Rod Serling earned a reputation as a creative force and a writer with a social conscience well before he launched The Twilight Zone. But it is for that immortal chapter in television history that he will continue to be most remembered. In the first comprehensive television biography of Serling, producer-director Susan Lacy sought to evoke the look and feel of Serling’s best-known work while delving deep into the psyche of a brilliant, complex man plagued by contradictions and insecurities. In an interview before the film’s premiere, Lacy discussed her documentary. Below are excerpts from that interview.
What makes Rod Serling such a compelling story?
Serling’s story, in many ways, parallels the story of television, particularly that of the television writer. Rod Serling was a man who fought hard for quality television, and to this end he wasn’t afraid to remind people of television’s potential. Nor was he afraid to speak out for content, to fight against censorship and interference and meddling from sponsors. I think he was the first writer in television history to take control of his work. He did so by both executive producing and writing The Twilight Zone. Ultimately, however, he lost out to bottom line interests – he sold out to forces he didn’t believe in.
What personal archives did you access during your research?
In addition to his scripts, Serling also wrote an astounding number of letters, speeches and lectures. He was an incredibly prolific writer – to the point that if anybody wrote him a letter, no matter who it was, he answered them. It was fascinating to get to know him through his writings. There was a prolific archive to draw from. The University of Michigan has 80 boxes of his materials. There is also a Serling archive at Ithaca College, one at UCLA, as well as one in his hometown – Binghamton, New York. It was a real challenge going through that material – we literally researched every article and interview he ever did.
What did you learn about Rod Serling that was surprising or unexpected during research for the film?

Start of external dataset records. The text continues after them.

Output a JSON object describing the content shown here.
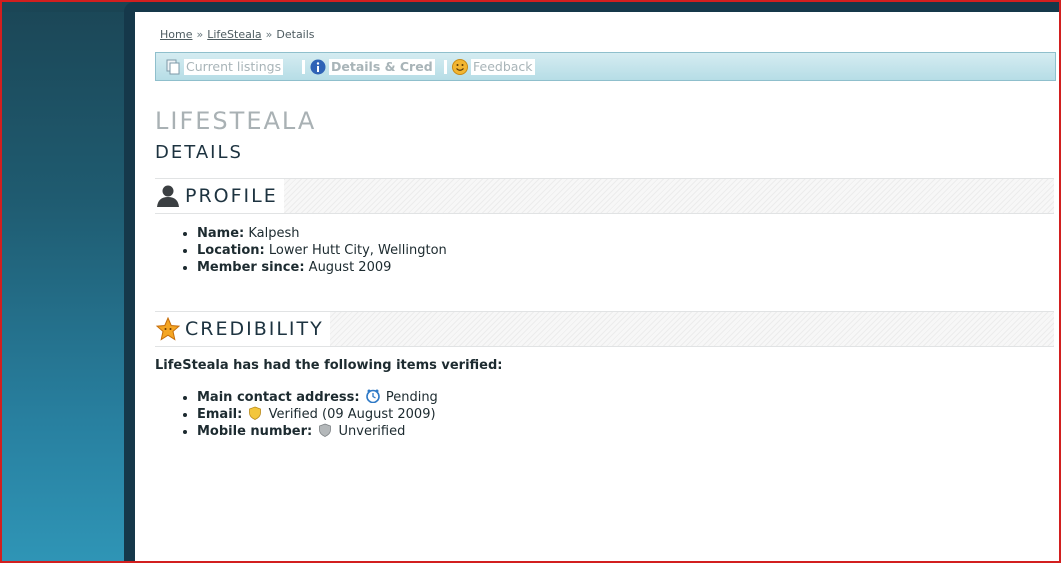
{
  "breadcrumb": {
    "home": "Home",
    "user": "LifeSteala",
    "current": "Details",
    "separator": "»"
  },
  "tabs": {
    "listings": "Current listings",
    "details": "Details & Cred",
    "feedback": "Feedback"
  },
  "page": {
    "title": "LIFESTEALA",
    "subtitle": "DETAILS"
  },
  "profile": {
    "heading": "PROFILE",
    "name_label": "Name:",
    "name_value": "Kalpesh",
    "location_label": "Location:",
    "location_value": "Lower Hutt City, Wellington",
    "member_label": "Member since:",
    "member_value": "August 2009"
  },
  "credibility": {
    "heading": "CREDIBILITY",
    "intro": "LifeSteala has had the following items verified:",
    "address_label": "Main contact address:",
    "address_status": "Pending",
    "email_label": "Email:",
    "email_status": "Verified (09 August 2009)",
    "mobile_label": "Mobile number:",
    "mobile_status": "Unverified"
  },
  "icons": {
    "listings": "pages-icon",
    "details": "info-icon",
    "feedback": "smiley-icon",
    "profile": "person-icon",
    "credibility": "star-icon",
    "pending": "clock-icon",
    "verified": "gold-shield-icon",
    "unverified": "grey-shield-icon"
  },
  "colors": {
    "frame": "#d21f1f",
    "tabbar": "#b6dde6",
    "accent": "#1d3340"
  }
}
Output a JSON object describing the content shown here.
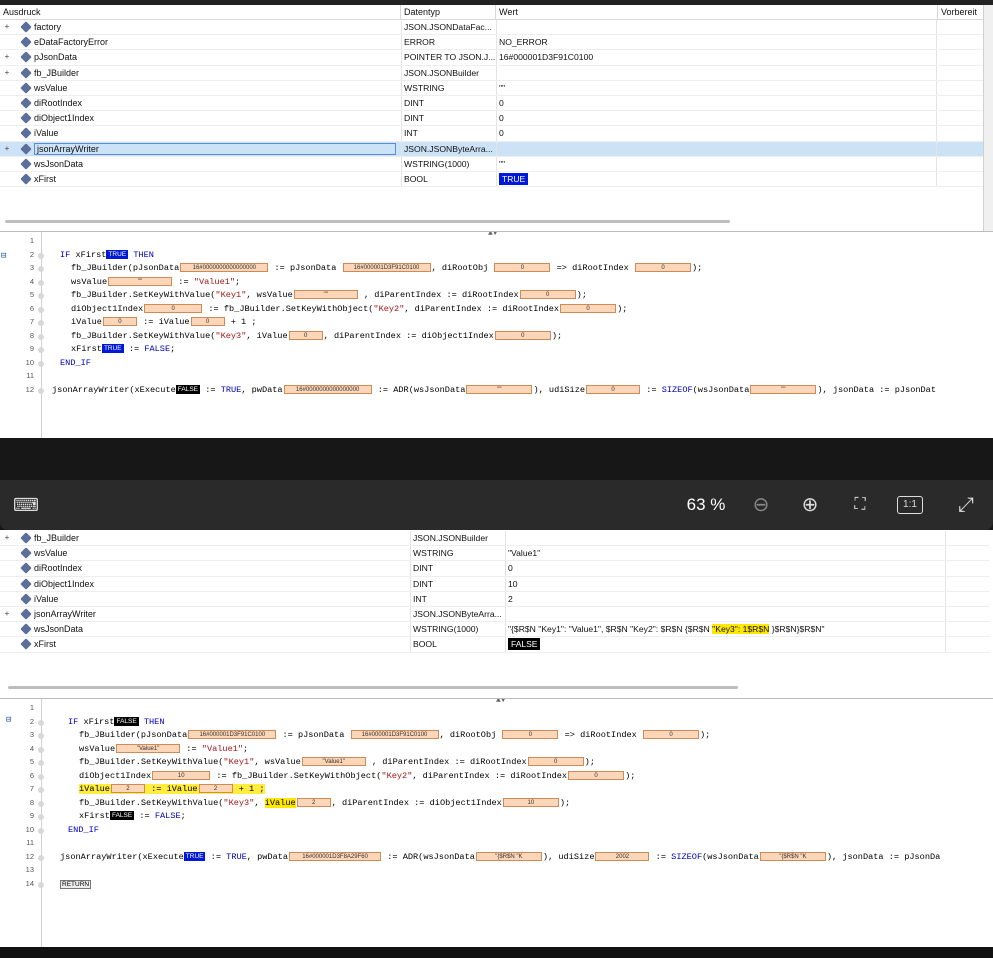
{
  "watch_top": {
    "columns": {
      "expression": "Ausdruck",
      "datatype": "Datentyp",
      "value": "Wert",
      "prepared": "Vorbereit"
    },
    "rows": [
      {
        "name": "factory",
        "type": "JSON.JSONDataFac...",
        "value": "",
        "expand": "+"
      },
      {
        "name": "eDataFactoryError",
        "type": "ERROR",
        "value": "NO_ERROR",
        "expand": ""
      },
      {
        "name": "pJsonData",
        "type": "POINTER TO JSON.J...",
        "value": "16#000001D3F91C0100",
        "expand": "+"
      },
      {
        "name": "fb_JBuilder",
        "type": "JSON.JSONBuilder",
        "value": "",
        "expand": "+"
      },
      {
        "name": "wsValue",
        "type": "WSTRING",
        "value": "\"\"",
        "expand": ""
      },
      {
        "name": "diRootIndex",
        "type": "DINT",
        "value": "0",
        "expand": ""
      },
      {
        "name": "diObject1Index",
        "type": "DINT",
        "value": "0",
        "expand": ""
      },
      {
        "name": "iValue",
        "type": "INT",
        "value": "0",
        "expand": ""
      },
      {
        "name": "jsonArrayWriter",
        "type": "JSON.JSONByteArra...",
        "value": "",
        "expand": "+"
      },
      {
        "name": "wsJsonData",
        "type": "WSTRING(1000)",
        "value": "\"\"",
        "expand": ""
      },
      {
        "name": "xFirst",
        "type": "BOOL",
        "value": "TRUE",
        "expand": ""
      }
    ]
  },
  "code_top": {
    "line_numbers": [
      "1",
      "2",
      "3",
      "4",
      "5",
      "6",
      "7",
      "8",
      "9",
      "10",
      "11",
      "12"
    ],
    "l2": {
      "kw_if": "IF",
      "var": "xFirst",
      "val": "TRUE",
      "kw_then": "THEN"
    },
    "l3": {
      "a": "fb_JBuilder(pJsonData",
      "v1": "16#0000000000000000",
      "b": ":= pJsonData",
      "v2": "16#000001D3F91C0100",
      "c": ", diRootObj",
      "v3": "0",
      "d": "=> diRootIndex",
      "v4": "0",
      "e": ");"
    },
    "l4": {
      "a": "wsValue",
      "v1": "\"\"",
      "b": ":=",
      "s": "\"Value1\"",
      "e": ";"
    },
    "l5": {
      "a": "fb_JBuilder.SetKeyWithValue(",
      "s": "\"Key1\"",
      "b": ", wsValue",
      "v1": "\"\"",
      "c": ", diParentIndex := diRootIndex",
      "v2": "0",
      "e": ");"
    },
    "l6": {
      "a": "diObject1Index",
      "v1": "0",
      "b": ":= fb_JBuilder.SetKeyWithObject(",
      "s": "\"Key2\"",
      "c": ", diParentIndex := diRootIndex",
      "v2": "0",
      "e": ");"
    },
    "l7": {
      "a": "iValue",
      "v1": "0",
      "b": ":= iValue",
      "v2": "0",
      "c": "+ 1 ;"
    },
    "l8": {
      "a": "fb_JBuilder.SetKeyWithValue(",
      "s": "\"Key3\"",
      "b": ", iValue",
      "v1": "0",
      "c": ", diParentIndex := diObject1Index",
      "v2": "0",
      "e": ");"
    },
    "l9": {
      "a": "xFirst",
      "val": "TRUE",
      "b": ":=",
      "kw": "FALSE",
      "e": ";"
    },
    "l10": {
      "kw": "END_IF"
    },
    "l12": {
      "a": "jsonArrayWriter(xExecute",
      "val": "FALSE",
      "b": ":=",
      "kw": "TRUE",
      "c": ", pwData",
      "v1": "16#0000000000000000",
      "d": ":= ADR(wsJsonData",
      "v2": "\"\"",
      "e": "), udiSize",
      "v3": "0",
      "f": ":=",
      "kw2": "SIZEOF",
      "g": "(wsJsonData",
      "v4": "\"\"",
      "h": "), jsonData := pJsonDat"
    }
  },
  "zoom": {
    "percent": "63 %",
    "zoom_out": "zoom-out",
    "zoom_in": "zoom-in",
    "fit": "fit",
    "one": "1:1",
    "expand": "expand"
  },
  "watch_bottom": {
    "rows": [
      {
        "name": "fb_JBuilder",
        "type": "JSON.JSONBuilder",
        "value": "",
        "expand": "+"
      },
      {
        "name": "wsValue",
        "type": "WSTRING",
        "value": "\"Value1\"",
        "expand": ""
      },
      {
        "name": "diRootIndex",
        "type": "DINT",
        "value": "0",
        "expand": ""
      },
      {
        "name": "diObject1Index",
        "type": "DINT",
        "value": "10",
        "expand": ""
      },
      {
        "name": "iValue",
        "type": "INT",
        "value": "2",
        "expand": ""
      },
      {
        "name": "jsonArrayWriter",
        "type": "JSON.JSONByteArra...",
        "value": "",
        "expand": "+"
      },
      {
        "name": "wsJsonData",
        "type": "WSTRING(1000)",
        "value_a": "\"{$R$N  \"Key1\": \"Value1\", $R$N  \"Key2\": $R$N    {$R$N      ",
        "value_hl": "\"Key3\": 1$R$N",
        "value_b": "    }$R$N}$R$N\"",
        "expand": ""
      },
      {
        "name": "xFirst",
        "type": "BOOL",
        "value": "FALSE",
        "expand": ""
      }
    ]
  },
  "code_bottom": {
    "line_numbers": [
      "1",
      "2",
      "3",
      "4",
      "5",
      "6",
      "7",
      "8",
      "9",
      "10",
      "11",
      "12",
      "13",
      "14"
    ],
    "l2": {
      "kw_if": "IF",
      "var": "xFirst",
      "val": "FALSE",
      "kw_then": "THEN"
    },
    "l3": {
      "a": "fb_JBuilder(pJsonData",
      "v1": "16#000001D3F91C0100",
      "b": ":= pJsonData",
      "v2": "16#000001D3F91C0100",
      "c": ", diRootObj",
      "v3": "0",
      "d": "=> diRootIndex",
      "v4": "0",
      "e": ");"
    },
    "l4": {
      "a": "wsValue",
      "v1": "\"Value1\"",
      "b": ":=",
      "s": "\"Value1\"",
      "e": ";"
    },
    "l5": {
      "a": "fb_JBuilder.SetKeyWithValue(",
      "s": "\"Key1\"",
      "b": ", wsValue",
      "v1": "\"Value1\"",
      "c": ", diParentIndex := diRootIndex",
      "v2": "0",
      "e": ");"
    },
    "l6": {
      "a": "diObject1Index",
      "v1": "10",
      "b": ":= fb_JBuilder.SetKeyWithObject(",
      "s": "\"Key2\"",
      "c": ", diParentIndex := diRootIndex",
      "v2": "0",
      "e": ");"
    },
    "l7": {
      "a": "iValue",
      "v1": "2",
      "b": ":= iValue",
      "v2": "2",
      "c": "+ 1 ;"
    },
    "l8": {
      "a": "fb_JBuilder.SetKeyWithValue(",
      "s": "\"Key3\"",
      "b": ", ",
      "hl": "iValue",
      "v1": "2",
      "c": ", diParentIndex := diObject1Index",
      "v2": "10",
      "e": ");"
    },
    "l9": {
      "a": "xFirst",
      "val": "FALSE",
      "b": ":=",
      "kw": "FALSE",
      "e": ";"
    },
    "l10": {
      "kw": "END_IF"
    },
    "l12": {
      "a": "jsonArrayWriter(xExecute",
      "val": "TRUE",
      "b": ":=",
      "kw": "TRUE",
      "c": ", pwData",
      "v1": "16#000001D3F8A29F60",
      "d": ":= ADR(wsJsonData",
      "v2": "\"{$R$N  \"K",
      "e": "), udiSize",
      "v3": "2002",
      "f": ":=",
      "kw2": "SIZEOF",
      "g": "(wsJsonData",
      "v4": "\"{$R$N  \"K",
      "h": "), jsonData := pJsonDa"
    },
    "l14": {
      "ret": "RETURN"
    }
  }
}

I had no idea how humble and modest Serling was, or how insecure he was. That’s one of the things, I think, that makes the story so compelling. It’s something many people can relate to – that despite his early success at such a young age, he remained humble and insecure. Serling admired great writing, but on some level he never felt that he really deserved to be part of the club – the great writers’ club, primarily because he wrote for television. He had every reason to feel proud of his accomplishments. Instead, he felt he had been a momentary blip on the television horizon.
Do you think Rod Serling would find a place on public television if he were alive today?
He was a creator and he respected other creators. He respected good ideas and he fought for good ideas. Ultimately, he fought for quality television. During the making of the film, I often thought that he would have been a perfect person to run public television.
What are some of your favorite Twilight Zone episodes?
Part of the fun in making the film was the ability to revisit all these wonderful films that I had watched growing up and that had such enormous influence on me. My favorite one is “Walking Distance” [in which a man finds his hometown has not changed in 25 years]. It’s a perfect piece – perfectly written, perfectly executed. I also loved “Eye of the Beholder” [in which a woman with a “hideous” face undergoes an operation she hopes will make her look like everyone else]. It’s so interestingly shot and the totalitarian premise so bold for its time. And “The Lonely” – what a great story. Jack Warden is a convict who’s been sentenced to lifelong isolation on an asteroid. Ultimately, the authorities take pity on him and send him a life-like robot woman for company. Naturally, he falls in love with the robot, who returns his love as if she were a real woman. Then he gets his pardon and is allowed to go home. They come to take him home on the rocket ship and find that the robot adds too much weight and must be left behind. He is devastated and wants to stay behind. It’s very touching.
Do you think that at the time of his death Serling felt that he had made a valuable artistic contribution?
In the beginning, television had extraordinary potential and Serling was at its center. But it quickly degenerated and I think he felt let down by it. His experience with television never led him to feel that he had distinguished himself in an artistic field. I’m reminded of what he said when he finally realized that the golden era of the live television drama had come to an end, vanquished by commercial interests. He said, “We tilted at the same dragons for seven or eight years, and when the smoke cleared, the dragons had won.”